Five hours and 37 minutes after they started on what was notionally day 10 of these championships but which had to incorporate the backlog from day nine, Djokovic still had not subdued Bautista Agut who, at 4-1 down in the unfinished third set, was showing no sign of rolling over on clay that had turned into a soggy sandpit.

The neat and tidy clay-courter from Castellón de la Plana proved every bit as uncooperative in dire conditions as was Aljaz Bedene in the almost unplayable darkness of Saturday night. That is how long a gap Djokovic has had here. It was hard to tell whether he was more frustrated than relieved when the chair umpire, Cédric Mourier, ordered them back in the hutch at 4.54pm.

When they resume at a set apiece Bautista Agut will have the ball in his hand and a thump in his heart because there were many moments in this disjointed match when he was on level terms with the best player in the world.

Mourier ignored Djokovic’s pleas for a cessation on the first-set changeover, when he was a break down, and Bautista Agut served out for 6-3 after 37 minutes. He had taken only one game from the Serb in four previous matches. When they scurried to shelter at 12.50pm, one can be sure the underdog was happier than the favourite.

So, as in Rome against Murray, Djokovic was pitched into a come-from-behind struggle. Yet we are left to wonder why they were asked to play in the rain in the first place. Was it to squeeze in the requisite 59 minutes to avoid a partial refund from a one-day pot of €2m to those patrons optimistic enough to trek to Roland Garros on a second day of lousy weather? When they passed two hours that money was safe.

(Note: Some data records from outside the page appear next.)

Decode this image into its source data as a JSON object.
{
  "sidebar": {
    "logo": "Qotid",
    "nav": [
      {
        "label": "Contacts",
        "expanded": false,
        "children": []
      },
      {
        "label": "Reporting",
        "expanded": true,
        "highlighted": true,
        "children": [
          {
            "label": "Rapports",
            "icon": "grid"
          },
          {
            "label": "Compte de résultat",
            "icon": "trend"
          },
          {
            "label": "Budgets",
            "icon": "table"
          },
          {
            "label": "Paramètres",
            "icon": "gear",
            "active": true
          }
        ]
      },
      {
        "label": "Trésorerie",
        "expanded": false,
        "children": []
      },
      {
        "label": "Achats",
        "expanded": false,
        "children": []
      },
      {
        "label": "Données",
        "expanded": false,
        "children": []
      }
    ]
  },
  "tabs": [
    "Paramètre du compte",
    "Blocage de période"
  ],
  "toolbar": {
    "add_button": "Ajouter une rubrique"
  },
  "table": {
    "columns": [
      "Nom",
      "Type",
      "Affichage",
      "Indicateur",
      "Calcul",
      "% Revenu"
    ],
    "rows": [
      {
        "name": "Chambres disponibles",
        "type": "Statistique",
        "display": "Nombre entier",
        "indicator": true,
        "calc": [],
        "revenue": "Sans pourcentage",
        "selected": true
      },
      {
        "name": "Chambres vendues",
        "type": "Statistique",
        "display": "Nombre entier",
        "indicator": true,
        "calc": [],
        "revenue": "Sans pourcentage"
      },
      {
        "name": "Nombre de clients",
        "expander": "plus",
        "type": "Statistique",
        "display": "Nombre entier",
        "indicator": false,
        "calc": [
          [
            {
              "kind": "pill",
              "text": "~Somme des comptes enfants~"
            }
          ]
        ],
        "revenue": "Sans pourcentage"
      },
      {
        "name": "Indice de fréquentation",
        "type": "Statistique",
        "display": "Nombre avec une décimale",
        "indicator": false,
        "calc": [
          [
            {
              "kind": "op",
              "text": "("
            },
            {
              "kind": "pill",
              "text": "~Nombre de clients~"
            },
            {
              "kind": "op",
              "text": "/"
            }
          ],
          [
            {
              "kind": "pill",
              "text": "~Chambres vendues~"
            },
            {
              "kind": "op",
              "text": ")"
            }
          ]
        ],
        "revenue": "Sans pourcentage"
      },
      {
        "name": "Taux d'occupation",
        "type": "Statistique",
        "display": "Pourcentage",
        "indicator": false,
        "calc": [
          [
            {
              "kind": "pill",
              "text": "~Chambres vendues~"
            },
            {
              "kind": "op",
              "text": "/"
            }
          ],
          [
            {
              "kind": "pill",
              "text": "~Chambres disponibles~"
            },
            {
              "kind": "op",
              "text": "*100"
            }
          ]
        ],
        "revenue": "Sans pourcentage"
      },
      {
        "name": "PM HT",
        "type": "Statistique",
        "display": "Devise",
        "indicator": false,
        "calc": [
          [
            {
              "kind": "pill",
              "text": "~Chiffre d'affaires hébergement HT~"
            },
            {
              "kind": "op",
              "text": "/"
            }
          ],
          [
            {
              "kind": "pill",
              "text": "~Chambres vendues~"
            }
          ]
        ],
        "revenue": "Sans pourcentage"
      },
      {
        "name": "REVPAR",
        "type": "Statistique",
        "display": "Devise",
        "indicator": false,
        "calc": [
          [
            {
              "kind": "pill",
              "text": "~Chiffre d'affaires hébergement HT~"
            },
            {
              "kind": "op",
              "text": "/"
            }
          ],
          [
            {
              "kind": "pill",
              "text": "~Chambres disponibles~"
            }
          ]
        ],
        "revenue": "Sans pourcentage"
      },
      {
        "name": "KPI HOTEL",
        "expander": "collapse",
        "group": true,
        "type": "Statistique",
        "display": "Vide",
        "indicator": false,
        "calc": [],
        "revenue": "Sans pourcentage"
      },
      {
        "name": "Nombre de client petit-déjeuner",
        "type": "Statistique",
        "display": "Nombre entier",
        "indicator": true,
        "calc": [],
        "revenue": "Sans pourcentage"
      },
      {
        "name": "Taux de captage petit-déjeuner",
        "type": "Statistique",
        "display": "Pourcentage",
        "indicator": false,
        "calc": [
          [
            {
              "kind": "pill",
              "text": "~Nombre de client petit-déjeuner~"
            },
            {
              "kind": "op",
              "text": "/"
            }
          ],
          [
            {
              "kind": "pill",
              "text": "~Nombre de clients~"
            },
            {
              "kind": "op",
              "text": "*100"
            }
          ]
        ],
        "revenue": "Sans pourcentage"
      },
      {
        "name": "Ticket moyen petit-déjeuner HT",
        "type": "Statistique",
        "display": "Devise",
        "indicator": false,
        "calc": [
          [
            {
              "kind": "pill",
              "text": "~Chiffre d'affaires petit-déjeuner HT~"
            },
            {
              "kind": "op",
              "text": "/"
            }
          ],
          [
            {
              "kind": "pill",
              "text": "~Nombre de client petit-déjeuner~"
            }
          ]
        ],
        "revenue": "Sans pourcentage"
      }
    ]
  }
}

There was no play at all on Monday, the first time that has happened here since 2000. It was difficult not to sympathise with the schedulers, though – easier to curse the heavens. At 3pm, the covers came off Chatrier, two hours and 10 minutes after they had gone on. This was Djokovic’s Fleetwood Mac moment: “Don’t start thinking about tomorrow... Yesterday’s gone, yesterday’s gone.” All his yesterdays undoubtedly had more substance than those of his opponent, but Bautista Agut was going to make the most of these chunks of time. It was his only hope – to catch Djokovic cold. They both should be a little warmer on Wednesday.